Dengan pemodelan sebelumnya, diperkirakan kasus penambahan terbesar berada di angka sekitar 600 kasus.

Selesainya Wabah Covid-19 

Ketika ditanya waktu berakhirnya wabah Covid-19, Nuning menyebut hal itu baru bisa dihitung ketika puncak infeksi telah terjadi. 

"Masalahnya ketika kasus sudah banyak kita bisa estimasi lagi kasus Indonesia. Perlu sampai puncak benar baru bisa mengatakan sampai kapan," kata Nuning, Kamis (26/3).

Nuning yang juga merupakan Dosen Program Studi Matematika ITB mengatakan simulasi permodelan baru bisa memprediksi akhir epidemi corona saat puncak epidemi telah terjadi. Puncaknya diperkirakan terjadi pada minggu kedua atau ketiga April 2020.

"Mulai epidemi pada awal Maret 2020. Puncak epidemi pada minggu kedua atau ketiga April 2020. Akhir epidemi pada akhir Mei/awal Juni 2020," ujar Nuning.

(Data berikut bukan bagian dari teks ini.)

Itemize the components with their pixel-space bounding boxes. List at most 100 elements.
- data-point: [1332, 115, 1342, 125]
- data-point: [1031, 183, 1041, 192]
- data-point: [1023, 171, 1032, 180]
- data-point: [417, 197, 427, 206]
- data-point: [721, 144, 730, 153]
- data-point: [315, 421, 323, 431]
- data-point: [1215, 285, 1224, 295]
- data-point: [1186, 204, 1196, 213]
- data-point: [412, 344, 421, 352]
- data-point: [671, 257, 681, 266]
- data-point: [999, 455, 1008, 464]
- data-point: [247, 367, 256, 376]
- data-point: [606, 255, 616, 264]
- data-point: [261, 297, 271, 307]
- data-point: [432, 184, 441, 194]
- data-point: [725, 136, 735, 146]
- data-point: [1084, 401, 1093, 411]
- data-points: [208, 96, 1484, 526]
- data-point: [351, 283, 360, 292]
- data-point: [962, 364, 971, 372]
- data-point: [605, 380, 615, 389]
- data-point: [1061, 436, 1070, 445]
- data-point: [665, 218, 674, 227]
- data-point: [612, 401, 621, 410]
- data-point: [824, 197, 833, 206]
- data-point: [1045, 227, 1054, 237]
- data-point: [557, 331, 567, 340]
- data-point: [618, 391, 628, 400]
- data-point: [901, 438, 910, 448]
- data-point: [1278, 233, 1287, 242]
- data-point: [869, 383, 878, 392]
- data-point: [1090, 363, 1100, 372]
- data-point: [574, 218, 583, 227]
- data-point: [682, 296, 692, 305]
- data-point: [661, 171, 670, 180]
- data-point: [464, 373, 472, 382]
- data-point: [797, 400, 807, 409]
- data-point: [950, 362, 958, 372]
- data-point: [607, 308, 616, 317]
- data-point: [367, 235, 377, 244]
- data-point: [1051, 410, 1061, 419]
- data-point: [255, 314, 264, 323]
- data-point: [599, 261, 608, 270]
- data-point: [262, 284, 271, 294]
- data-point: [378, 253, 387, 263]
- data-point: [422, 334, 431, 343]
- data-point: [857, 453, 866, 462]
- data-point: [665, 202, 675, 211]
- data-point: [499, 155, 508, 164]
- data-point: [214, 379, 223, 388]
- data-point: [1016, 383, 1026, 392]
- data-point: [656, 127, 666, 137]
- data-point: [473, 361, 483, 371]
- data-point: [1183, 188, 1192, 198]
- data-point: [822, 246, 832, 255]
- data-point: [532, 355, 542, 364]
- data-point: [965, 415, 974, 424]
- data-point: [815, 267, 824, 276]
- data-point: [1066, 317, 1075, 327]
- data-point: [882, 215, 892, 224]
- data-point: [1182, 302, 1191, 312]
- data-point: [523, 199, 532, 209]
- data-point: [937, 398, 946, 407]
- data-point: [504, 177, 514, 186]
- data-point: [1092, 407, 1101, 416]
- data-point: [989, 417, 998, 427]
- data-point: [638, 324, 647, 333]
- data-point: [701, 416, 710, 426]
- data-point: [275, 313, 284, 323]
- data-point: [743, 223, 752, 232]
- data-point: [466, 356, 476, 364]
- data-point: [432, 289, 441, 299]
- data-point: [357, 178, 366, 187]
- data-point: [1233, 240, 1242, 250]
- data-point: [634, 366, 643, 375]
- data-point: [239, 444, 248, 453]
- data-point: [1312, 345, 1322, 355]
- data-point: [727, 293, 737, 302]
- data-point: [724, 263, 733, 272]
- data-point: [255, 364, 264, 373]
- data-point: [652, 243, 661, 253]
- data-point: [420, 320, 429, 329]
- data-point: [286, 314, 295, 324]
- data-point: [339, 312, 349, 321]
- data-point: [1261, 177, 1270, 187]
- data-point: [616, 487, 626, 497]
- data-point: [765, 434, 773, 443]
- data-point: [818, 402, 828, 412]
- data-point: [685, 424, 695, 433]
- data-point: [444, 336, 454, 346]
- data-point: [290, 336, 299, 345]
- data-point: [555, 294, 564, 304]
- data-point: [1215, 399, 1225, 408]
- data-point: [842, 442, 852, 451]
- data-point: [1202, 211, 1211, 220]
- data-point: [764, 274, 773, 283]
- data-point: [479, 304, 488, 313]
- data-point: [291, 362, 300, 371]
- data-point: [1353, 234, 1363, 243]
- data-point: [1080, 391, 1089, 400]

Baca juga: Nekat Gelar Resepsi Saat Corona, 2 Pesta Pernikahan di Jambi Dibubarkan Polisi

Berdasarkan jumlah kasus per 18 Maret 2020, Nuning memprediksi maksimal jumlah kasus corona di Indonesia adalah lebih dari 60 ribu kasus. 

Meningkat dari prediksi sebelumnya yang hanya sekitar 8000 kasus. Jumlah kasus baru corona terbesar adalah kurang lebih 2000 kasus meningkat dari prediksi sebelumnya sebanyak 600 kasus.

Data harian mengenai jumlah orang yang terinfeksi Covid-19 akan dijadikan data untuk membangun model yang dapat merepresentasikan dinamika penderita Covid-19.

Sebelumnya, mereka menggunakan model penghitungan matematik Richard's Curve ala Korea Selatan. Model Richard's Curve ini terbukti berhasil memprediksi awal, puncak, serta akhir endemi dari penyakit SARS di Hong Kong tahun 2003 silam.

Namun, Nuning juga memperingatkan bahwa pemodelan yang mereka buat sangat sederhana dan sama sekali tidak memperhitungkan faktor-faktor yang kompleksitasnya tinggi.